From what I can see you are trying to solve a regression problem (floating point function output) rather than a classification problem (one hot vector style output/put input into categories).
Your sigmoid final layer will only give an output between 0 and 1, which clearly limits your NNs ability to predict the desired range of Y values which go up much higher. Your NN is trying to get as close as it can, but you are limiting it! Sigmoids in the output layer are good for single class yes/no output, but not regression.
So, you want your last layer to have a linear activation where the inputs are just summed. Something like this instead of the sigmoid.
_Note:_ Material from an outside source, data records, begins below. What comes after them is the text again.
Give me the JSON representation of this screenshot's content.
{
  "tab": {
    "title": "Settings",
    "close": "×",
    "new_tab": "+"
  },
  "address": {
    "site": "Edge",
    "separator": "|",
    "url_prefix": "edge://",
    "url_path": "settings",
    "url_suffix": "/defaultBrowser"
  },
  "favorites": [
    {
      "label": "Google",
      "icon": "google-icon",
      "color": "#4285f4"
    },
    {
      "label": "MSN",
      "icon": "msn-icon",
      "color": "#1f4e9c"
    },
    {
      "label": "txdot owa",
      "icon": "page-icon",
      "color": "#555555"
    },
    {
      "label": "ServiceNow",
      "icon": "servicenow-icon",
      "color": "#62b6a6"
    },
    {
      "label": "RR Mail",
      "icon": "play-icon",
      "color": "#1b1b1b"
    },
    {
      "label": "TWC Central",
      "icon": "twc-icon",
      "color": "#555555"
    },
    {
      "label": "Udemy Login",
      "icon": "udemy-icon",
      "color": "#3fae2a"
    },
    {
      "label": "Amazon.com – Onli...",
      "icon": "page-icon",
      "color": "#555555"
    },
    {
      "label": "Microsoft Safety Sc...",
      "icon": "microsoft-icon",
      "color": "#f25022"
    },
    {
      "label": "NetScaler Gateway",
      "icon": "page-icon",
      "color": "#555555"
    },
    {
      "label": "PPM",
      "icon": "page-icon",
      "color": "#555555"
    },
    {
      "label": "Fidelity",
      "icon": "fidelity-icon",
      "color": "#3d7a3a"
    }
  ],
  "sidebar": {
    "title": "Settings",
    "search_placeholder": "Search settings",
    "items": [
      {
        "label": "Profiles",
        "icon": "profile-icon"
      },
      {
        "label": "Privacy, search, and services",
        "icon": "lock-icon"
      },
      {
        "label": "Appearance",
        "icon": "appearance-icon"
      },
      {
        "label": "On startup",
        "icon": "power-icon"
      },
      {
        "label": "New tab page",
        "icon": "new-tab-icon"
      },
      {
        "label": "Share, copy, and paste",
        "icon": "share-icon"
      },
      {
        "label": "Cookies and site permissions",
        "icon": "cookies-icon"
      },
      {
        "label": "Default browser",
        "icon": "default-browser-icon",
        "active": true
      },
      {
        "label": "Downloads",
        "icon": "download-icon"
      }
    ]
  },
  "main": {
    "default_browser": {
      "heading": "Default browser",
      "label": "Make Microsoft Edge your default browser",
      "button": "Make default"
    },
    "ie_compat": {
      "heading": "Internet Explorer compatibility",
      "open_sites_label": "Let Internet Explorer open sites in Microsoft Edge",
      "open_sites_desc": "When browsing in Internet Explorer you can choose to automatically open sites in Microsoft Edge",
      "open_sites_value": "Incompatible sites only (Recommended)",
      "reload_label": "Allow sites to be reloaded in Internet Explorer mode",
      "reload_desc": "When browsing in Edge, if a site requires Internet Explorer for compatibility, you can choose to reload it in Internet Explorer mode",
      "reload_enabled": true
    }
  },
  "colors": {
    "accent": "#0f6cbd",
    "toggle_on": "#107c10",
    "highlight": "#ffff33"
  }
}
model.add(Dense(1, kernel_initializer='lecun_normal', activation='linear'))
Then it will likely work, at least if the learning rate is low enough.
Google "keras regression" for useful links.
Looks like you are attempting to do binary classification, with a binary_crossentropy loss function. However, the class labels Y are floats. The labels should be 0 or 1. So the biggest problem lies in the input data you are feeding the model for training.
You can try some data that makes more sense, for example two classes where data are sampled from two different normal distributions, and the labels are either 0 or 1 for each observation:
X = np.concatenate([np.random.randn(10000)/2, np.random.randn(10000)/2+1])
Y = np.concatenate([np.zeros(10000), np.ones(10000)])
The model should be able to go somewhere with this type of data.